We now live in a world replete with destroyed lives and families, promiscuity and a larger number of sexually transmitted diseases, rampant sexual immorality and a cultural distortion of what the body’s for, and how we are to conduct ourselves with respect to other human persons. As the scientific research shows, the use of condoms for “safe sex” is a cruel joke. Abstinence is the only absolutely effective means that is 100% safe. Contraceptives, like The Pill, for before or “the morning after,” and the other means used to deny female fertility at their worse annihilates a human life, and is little better when it makes women into slaves. A slavery borne of the fact that the female human being is never allowed by society to think well of her anatomy, or her natural bodily functions. Methods of “control” are taught which in the end turn her into an object to be copulated on. Males and females alike, instead of using understanding and self-control, are complicit in this slavery after being indoctrinated to use some chemical, device, or surgery to enhance appearance, augment reproductive body parts, increase pleasurable sensations in unnatural ways, or destroy the result of having been humans engaged in sexual intercourse in the first place.

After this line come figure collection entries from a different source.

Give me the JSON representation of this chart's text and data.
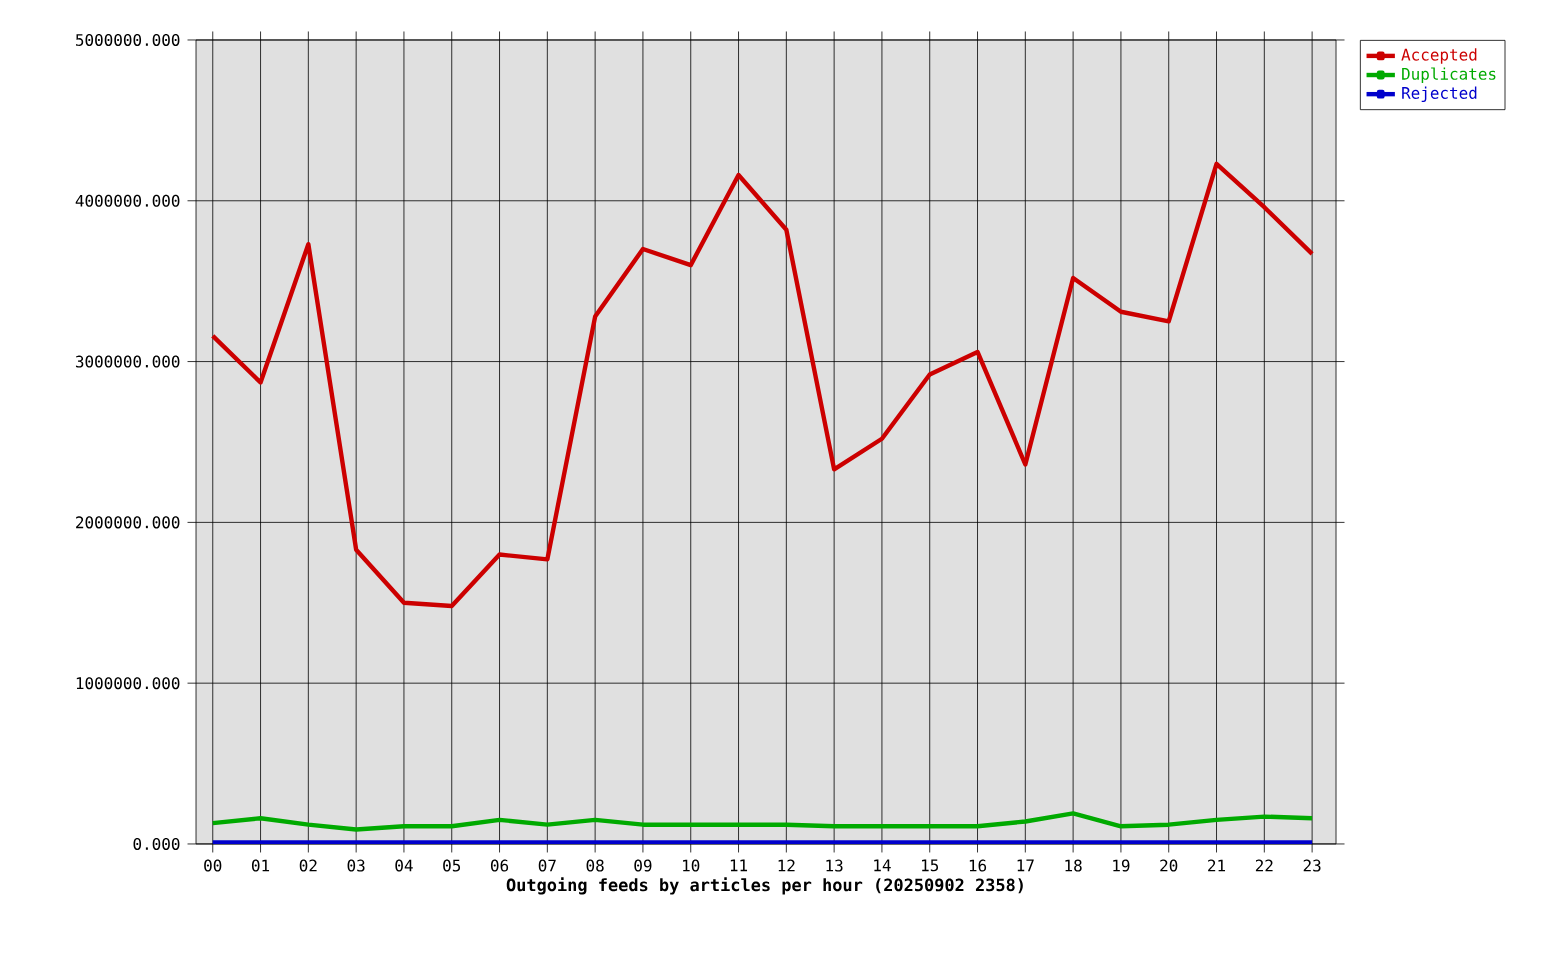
{
  "chart_data": {
    "type": "line",
    "xlabel": "Outgoing feeds by articles per hour (20250902 2358)",
    "categories": [
      "00",
      "01",
      "02",
      "03",
      "04",
      "05",
      "06",
      "07",
      "08",
      "09",
      "10",
      "11",
      "12",
      "13",
      "14",
      "15",
      "16",
      "17",
      "18",
      "19",
      "20",
      "21",
      "22",
      "23"
    ],
    "series": [
      {
        "name": "Accepted",
        "color": "#cc0000",
        "values": [
          3160000,
          2870000,
          3730000,
          1830000,
          1500000,
          1480000,
          1800000,
          1770000,
          3280000,
          3700000,
          3600000,
          4160000,
          3820000,
          2330000,
          2520000,
          2920000,
          3060000,
          2360000,
          3520000,
          3310000,
          3250000,
          4230000,
          3960000,
          3670000
        ]
      },
      {
        "name": "Duplicates",
        "color": "#00aa00",
        "values": [
          130000,
          160000,
          120000,
          90000,
          110000,
          110000,
          150000,
          120000,
          150000,
          120000,
          120000,
          120000,
          120000,
          110000,
          110000,
          110000,
          110000,
          140000,
          190000,
          110000,
          120000,
          150000,
          170000,
          160000
        ]
      },
      {
        "name": "Rejected",
        "color": "#0000cc",
        "values": [
          10000,
          10000,
          10000,
          10000,
          10000,
          10000,
          10000,
          10000,
          10000,
          10000,
          10000,
          10000,
          10000,
          10000,
          10000,
          10000,
          10000,
          10000,
          10000,
          10000,
          10000,
          10000,
          10000,
          10000
        ]
      }
    ],
    "ylim": [
      0,
      5000000
    ],
    "yticks": [
      {
        "value": 0,
        "label": "0.000"
      },
      {
        "value": 1000000,
        "label": "1000000.000"
      },
      {
        "value": 2000000,
        "label": "2000000.000"
      },
      {
        "value": 3000000,
        "label": "3000000.000"
      },
      {
        "value": 4000000,
        "label": "4000000.000"
      },
      {
        "value": 5000000,
        "label": "5000000.000"
      }
    ],
    "grid": true,
    "legend": "top right",
    "line_style": "solid"
  }
}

Dehumanizing sex acts and pornography are also promoted as healthy outlets by fashion and pop psychology when they really promote a deformed view of life that alienates us from one another, and pits men and women in devolution toward animalism. When what man, woman, and child, the basic community of human rights based on natural law, all really want is the respect each human being deserves by virtue of her or his personhood.

While the prevailing American culture feeds our appetite for depravity and tells us that sex without consequence is desirable, the Catholic Church and our own bodies continually tell us otherwise.